TANJUNG REDEB – Girik atau bukti kepemilikan tanah, tak akan berlaku lagi sebagai alas hak perorangan maupun lembaga pada 2026 mendatang.
Ketentuan tersebut merujuk pada Peraturan Pemerintah (PP) 18/2021. Girik tak dapat dijadikan kekuatan hukum bila dalam satu kawasan telah memiliki sertifikat hak milik atau SHM.
Bukti girik tersebut hanya berlaku di Pulau Jawa. Tanah yang merupakan warisan adat yang saat ini tak lagi diakui pemerintah dalam hal pengakuan status kepemilikan tanah.
Sementara di Berau, girik terang tak berlaku. Kepala Kantor Pertanahan Berau, Jhon Palapa, menyatakan soal kepemilikan tanah telah diatur pemerintah daerah.
Aturan tersebut tertuang di dalam Perda nomor 5/2019 tentang Penyelenggaraan Administrasi Penguasaan Tanah Negara. Perda tersebut memberikan kepastian hukum dalam penerbitan surat keterangan penguasaan tanah (SKPT).
“SKPT itu dikeluarkan oleh camat, bisa jadi alas hak untuk diterbitkan sertifikat,” kata Jhon, ditemui awak media ini di ruang kerjanya, beberapa waktu lalu.
Surat keterangan penguasaan fisik bidang tanah dan SKPT, saat ini berlaku di Berau untuk menjadi kekuatan hukum bagi warga untuk menguasai bidang tanah.
Dalam surat keterangan itu, ditandatangani oleh dua orang saksi yang tak memiliki ikatan darah dengan pemilik tanah.
Hal itu diatur di dalam Pasal 24 ayat 2, PP 24/1997 tentang pendaftaran tanah.

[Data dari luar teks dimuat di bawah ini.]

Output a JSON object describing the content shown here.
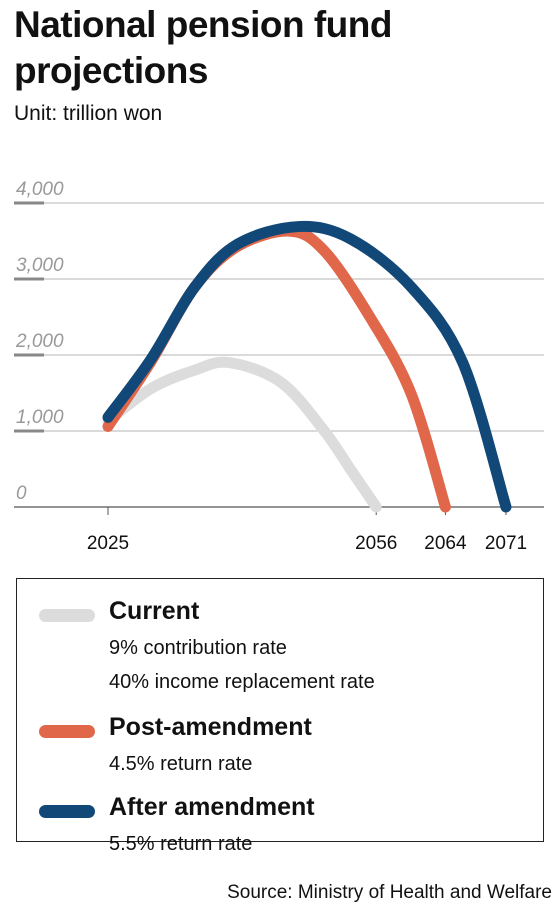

Landasan itu pun yang diterapkan di Berau dalam setiap pengurusan sertifikat bidang tanah.
“Itu dijadikan petunjuk atau penguat untuk bisa kami buatkan sertifikat,” ucapnya.
Lebih jauh, Jhon juga menerangkan ihwal status tanah milik kerajaan atau swapraja.
Ia menegaskan, saat ini tak ada lagi status tanah tersebut. Semua bidang tanah tanpa sertifikat, sepenuhnya milik negara.
Ketentuan tersebut tertuang di dalam Undang-undang Nomor 1/1956 tentang pokok-pokok pemerintahan daerah.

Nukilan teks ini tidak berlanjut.